Summary

The purpose of this book is to provide a hand on practical exercise in doing data science project. Clearly, we cannot cover the complete available methods, models and algorithms for a data science project. The most important thing is to understand the process of doing a data science project. The first step, as indicated by the 6-step process in section 1.3, is “understand the problem”.

We have choose to use Titanic problem to demonstrate the whole data analytical process. However, real world problem is far more complicated than this well defined problem. Most business organizations may not know the exact problem (that is part of reason why they want do data analysis or business analysis) or they know the problem (in general) but the problem can not be expressed explicitly.

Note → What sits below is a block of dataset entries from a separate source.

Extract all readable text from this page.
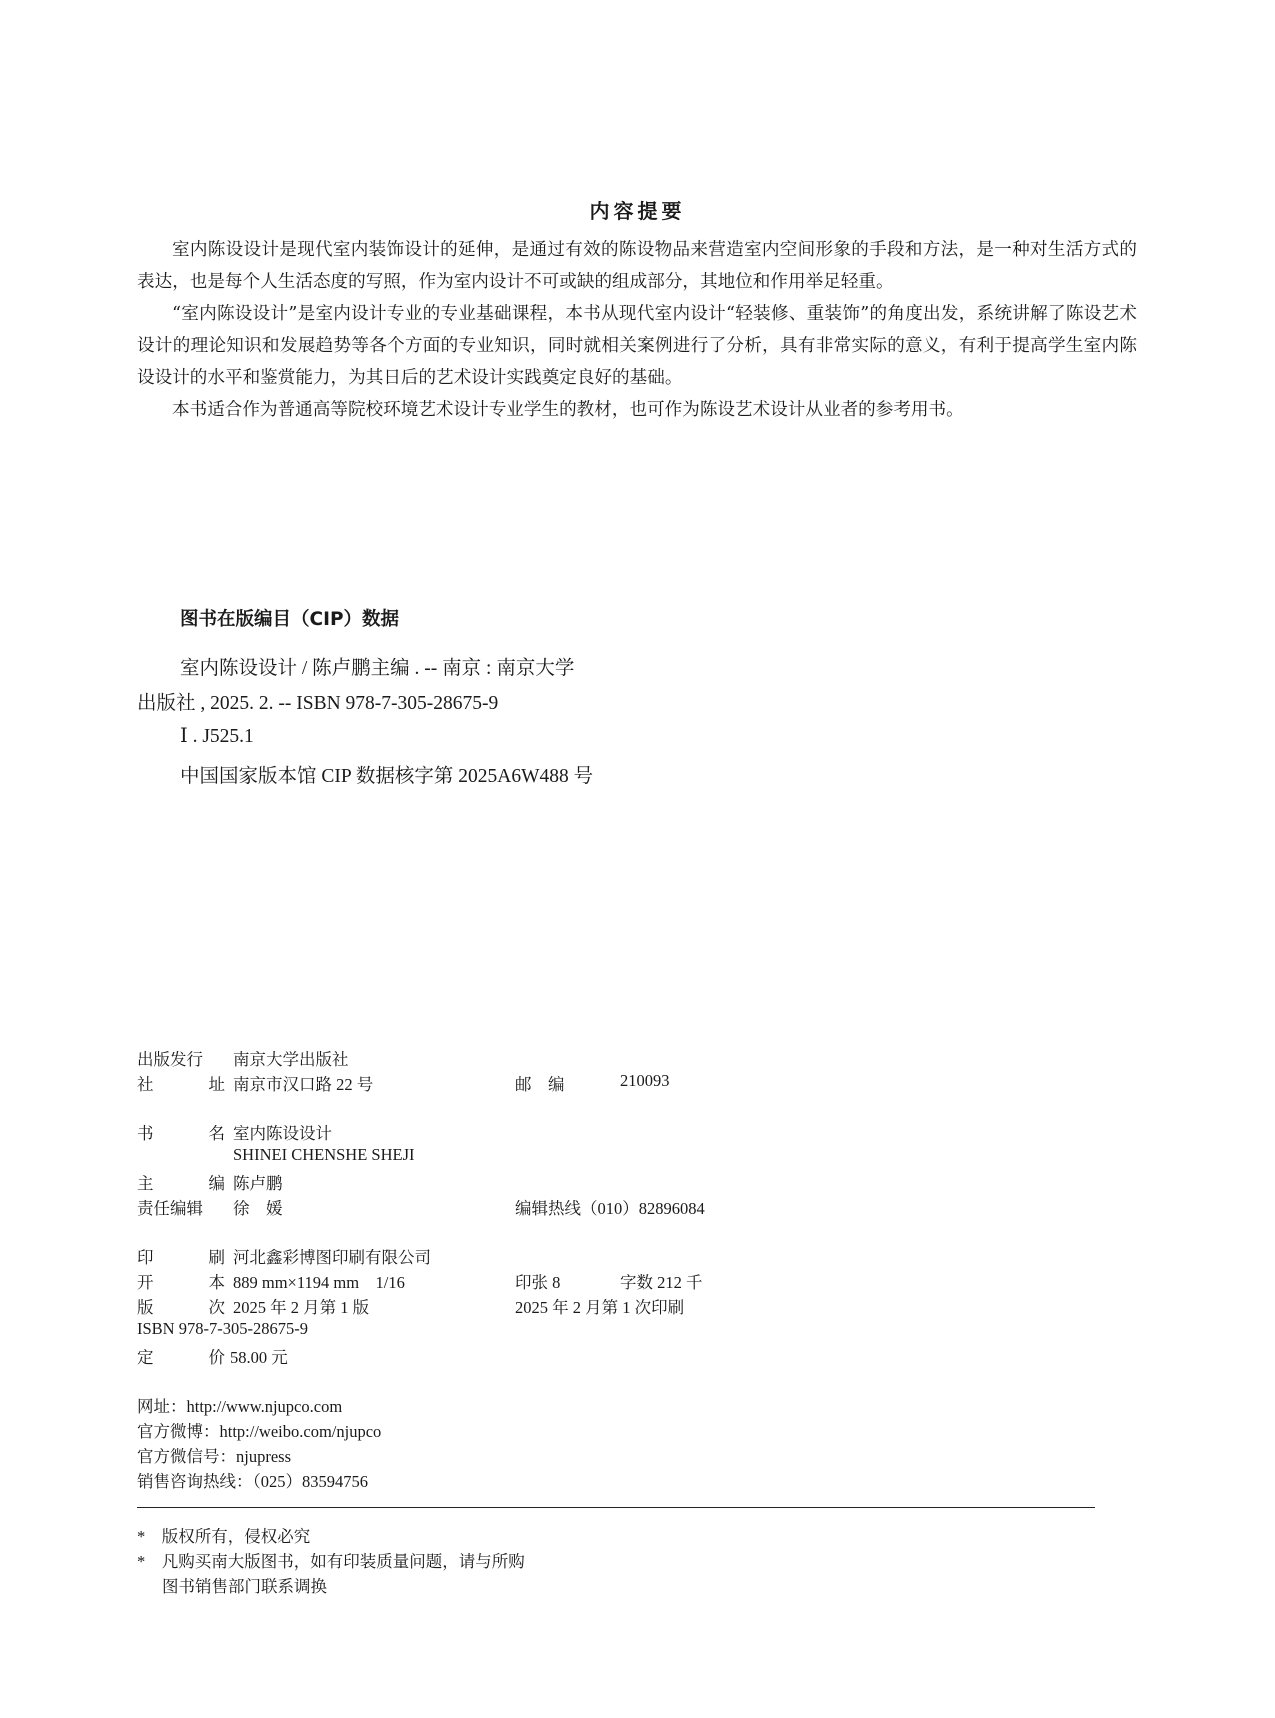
内容提要

室内陈设设计是现代室内装饰设计的延伸，是通过有效的陈设物品来营造室内空间形象的手段和方法，是一种对生活方式的表达，也是每个人生活态度的写照，作为室内设计不可或缺的组成部分，其地位和作用举足轻重。

“室内陈设设计”是室内设计专业的专业基础课程，本书从现代室内设计“轻装修、重装饰”的角度出发，系统讲解了陈设艺术设计的理论知识和发展趋势等各个方面的专业知识，同时就相关案例进行了分析，具有非常实际的意义，有利于提高学生室内陈设设计的水平和鉴赏能力，为其日后的艺术设计实践奠定良好的基础。

本书适合作为普通高等院校环境艺术设计专业学生的教材，也可作为陈设艺术设计从业者的参考用书。

图书在版编目（CIP）数据
室内陈设设计 / 陈卢鹏主编 . -- 南京 : 南京大学
出版社 , 2025. 2. -- ISBN 978-7-305-28675-9
Ⅰ . J525.1
中国国家版本馆 CIP 数据核字第 2025A6W488 号
出版发行 南京大学出版社
社	址 南京市汉口路 22 号	邮　编	210093
书	名 室内陈设设计
SHINEI CHENSHE SHEJI
主	编 陈卢鹏
责任编辑 徐　媛	编辑热线（010）82896084
印	刷 河北鑫彩博图印刷有限公司
开	本 889 mm×1194 mm　1/16	印张 8	字数 212 千
版	次 2025 年 2 月第 1 版	2025 年 2 月第 1 次印刷
ISBN 978-7-305-28675-9
定	价 58.00 元
网址：http://www.njupco.com
官方微博：http://weibo.com/njupco
官方微信号：njupress
销售咨询热线：（025）83594756
*　版权所有，侵权必究
*　凡购买南大版图书，如有印装质量问题，请与所购
图书销售部门联系调换
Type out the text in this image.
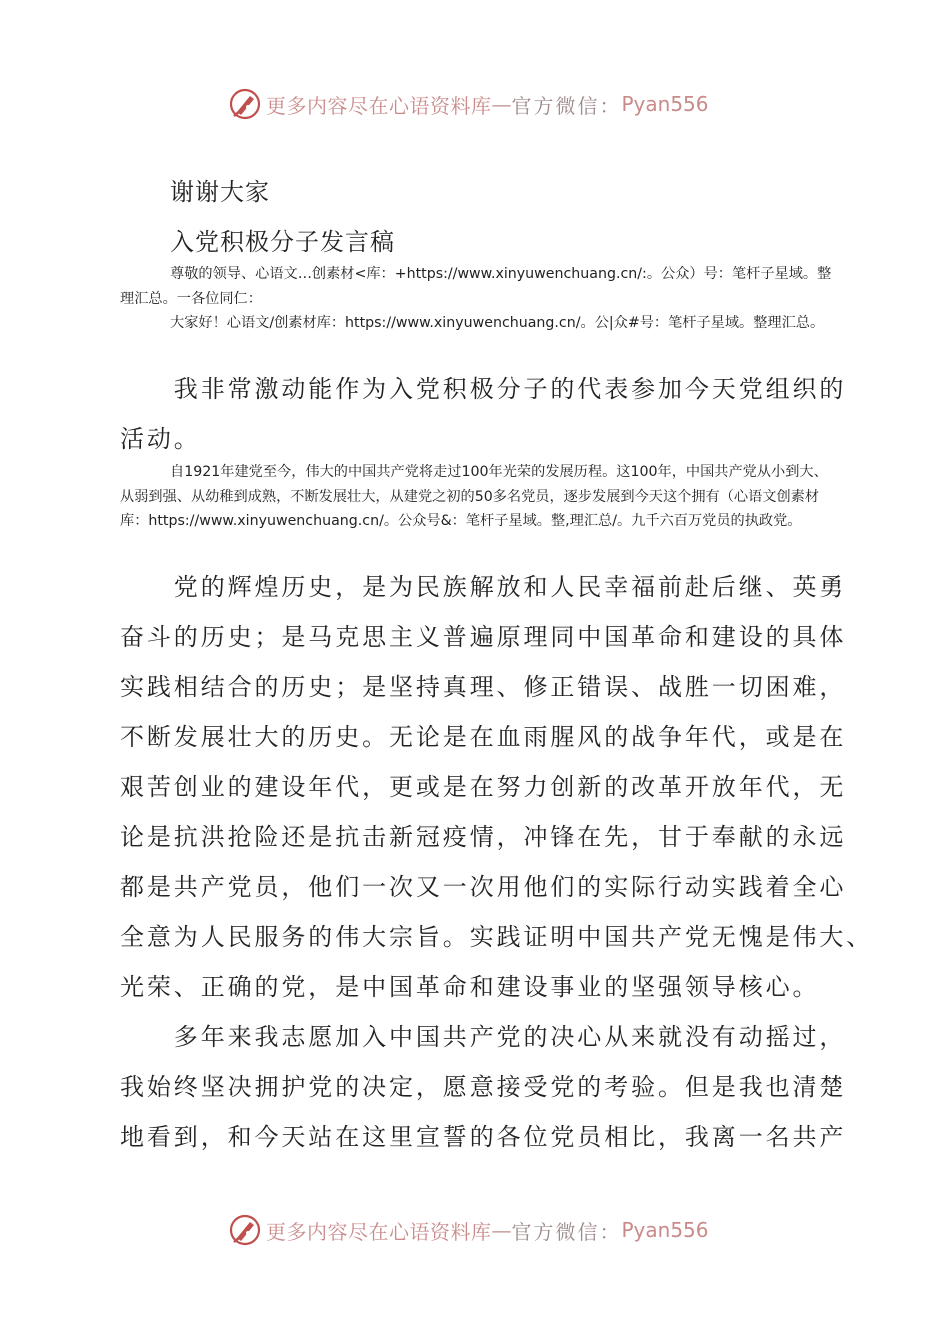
更多内容尽在心语资料库 — 官方微信： Pyan556
谢谢大家
入党积极分子发言稿
尊敬的领导、心语文…创素材<库：+https://www.xinyuwenchuang.cn/:。公众）号：笔杆子星域。整理汇总。一各位同仁：
大家好！心语文/创素材库：https://www.xinyuwenchuang.cn/。公|众#号：笔杆子星域。整理汇总。
　　我非常激动能作为入党积极分子的代表参加今天党组织的
活动。
自1921年建党至今，伟大的中国共产党将走过100年光荣的发展历程。这100年，中国共产党从小到大、从弱到强、从幼稚到成熟，不断发展壮大，从建党之初的50多名党员，逐步发展到今天这个拥有（心语文创素材库：https://www.xinyuwenchuang.cn/。公众号&：笔杆子星域。整,理汇总/。九千六百万党员的执政党。
　　党的辉煌历史，是为民族解放和人民幸福前赴后继、英勇
奋斗的历史；是马克思主义普遍原理同中国革命和建设的具体
实践相结合的历史；是坚持真理、修正错误、战胜一切困难，
不断发展壮大的历史。无论是在血雨腥风的战争年代，或是在
艰苦创业的建设年代，更或是在努力创新的改革开放年代，无
论是抗洪抢险还是抗击新冠疫情，冲锋在先，甘于奉献的永远
都是共产党员，他们一次又一次用他们的实际行动实践着全心
全意为人民服务的伟大宗旨。实践证明中国共产党无愧是伟大、
光荣、正确的党，是中国革命和建设事业的坚强领导核心。
　　多年来我志愿加入中国共产党的决心从来就没有动摇过，
我始终坚决拥护党的决定，愿意接受党的考验。但是我也清楚
地看到，和今天站在这里宣誓的各位党员相比，我离一名共产
更多内容尽在心语资料库 — 官方微信： Pyan556
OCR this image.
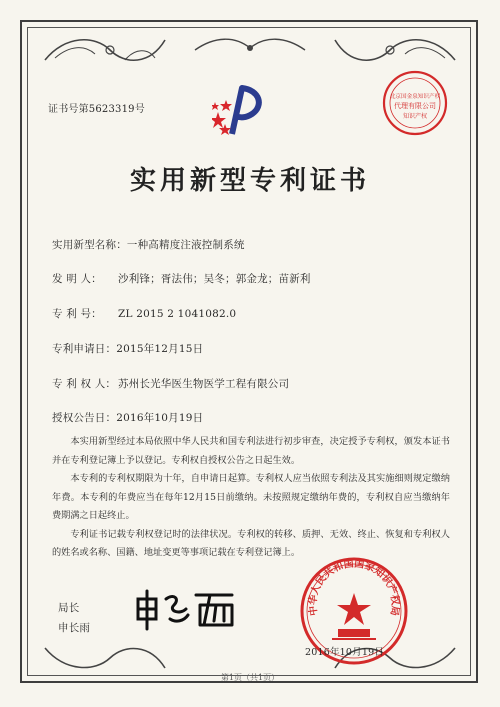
证书号第5623319号
北京国金泉知识产权
代理有限公司
知识产权
实用新型专利证书
实用新型名称：一种高精度注液控制系统
发 明 人： 沙利锋；胥法伟；吴冬；郭金龙；苗新利
专 利 号： ZL 2015 2 1041082.0
专利申请日：2015年12月15日
专 利 权 人： 苏州长光华医生物医学工程有限公司
授权公告日：2016年10月19日

本实用新型经过本局依照中华人民共和国专利法进行初步审查，决定授予专利权，颁发本证书并在专利登记簿上予以登记。专利权自授权公告之日起生效。

本专利的专利权期限为十年，自申请日起算。专利权人应当依照专利法及其实施细则规定缴纳年费。本专利的年费应当在每年12月15日前缴纳。未按照规定缴纳年费的，专利权自应当缴纳年费期满之日起终止。

专利证书记载专利权登记时的法律状况。专利权的转移、质押、无效、终止、恢复和专利权人的姓名或名称、国籍、地址变更等事项记载在专利登记簿上。

局长
申长雨
中华人民共和国国家知识产权局
2016年10月19日
第1页（共1页）
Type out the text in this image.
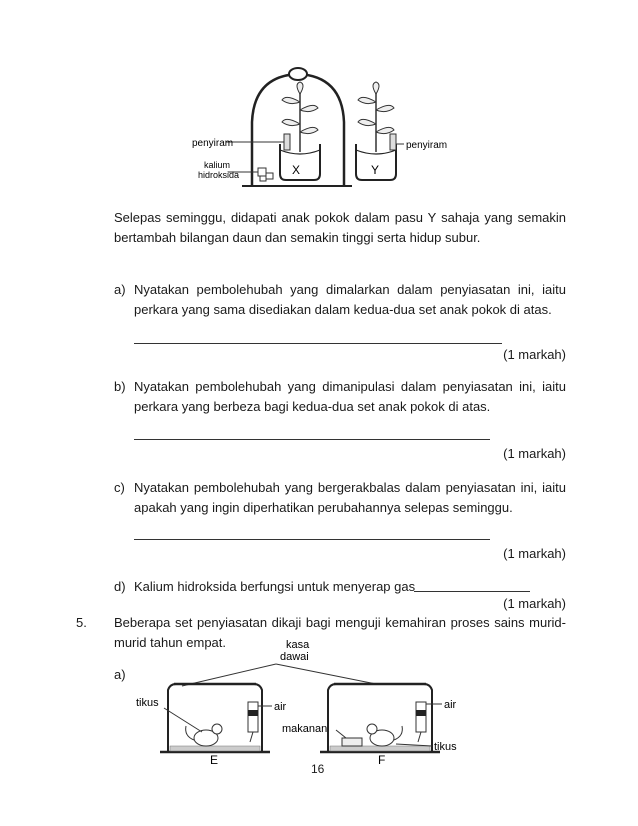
penyiram	penyiram
kalium
hidroksida	X	Y
Selepas seminggu, didapati anak pokok dalam pasu Y sahaja yang semakin
bertambah bilangan daun dan semakin tinggi serta hidup subur.
a) Nyatakan pembolehubah yang dimalarkan dalam penyiasatan ini, iaitu
perkara yang sama disediakan dalam kedua-dua set anak pokok di atas.
(1 markah)
b) Nyatakan pembolehubah yang dimanipulasi dalam penyiasatan ini, iaitu
perkara yang berbeza bagi kedua-dua set anak pokok di atas.
(1 markah)
c) Nyatakan pembolehubah yang bergerakbalas dalam penyiasatan ini, iaitu
apakah yang ingin diperhatikan perubahannya selepas seminggu.
(1 markah)
d) Kalium hidroksida berfungsi untuk menyerap gas
(1 markah)
5. Beberapa set penyiasatan dikaji bagi menguji kemahiran proses sains murid-
murid tahun empat.
a)
kasa
dawai
tikus	air	air
makanan
tikus
E	F
16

I have met a situation that a business organization has created a data center and collected all their business operational data. The boss asked to analyze these data and find:

  1. Is there are problems?
  2. If yes, how to overcome these problems?
  3. If not, how to improve the business operations?

You see, here the problem is how to define the problem? how to convert business problem into data science problem.

For the example, the first problem in the above list needs to know what is the normal or expected performance? How to evaluate the performance? In terms of turn over or profit? In what time scale? It could be a short of profit in the moment but it not causes alarm because the recent investment for developing a new market. At a long run it will have a great ROI (Return on Investment). The second problem demands to identify the cause of the problem and the third to identify the KIP (Key performance Indicators). they are both to identify the relationships between predictor and dependent variables. But they can be completely different sets.

Understand problem is actually more complicated in real world. Until you have completely understood it and turned it into a list of analytical problems you can move to next step.

With the Titanic problem, combining the story and the requirements on the Kaggle website, I would consider these:

  • On April 14 and 15, 1912, during her maiden voyage, the Titanic sank after colliding with an iceberg, killing 1502 out of 2224 passengers and crew. The overall survival rate is 32%.
  • One of the reasons that the shipwreck led to such loss of life was that there were not enough lifeboats for the passengers and crew.
  • Although there was some element of luck involved in surviving the sinking, some groups of people were more likely to survive than others, such as women, children, and the upper-class.
  • The story tells us that when they were get on board the lifeboats, they applied a policy of “women and children first” and also “the ship crew are the last”.
  • Sometimes the family was boarding the life boat together and some of the family members were swimming together too.

Those thoughts form some kinds of assumptions in mind. They will guide more detailed data explorations later.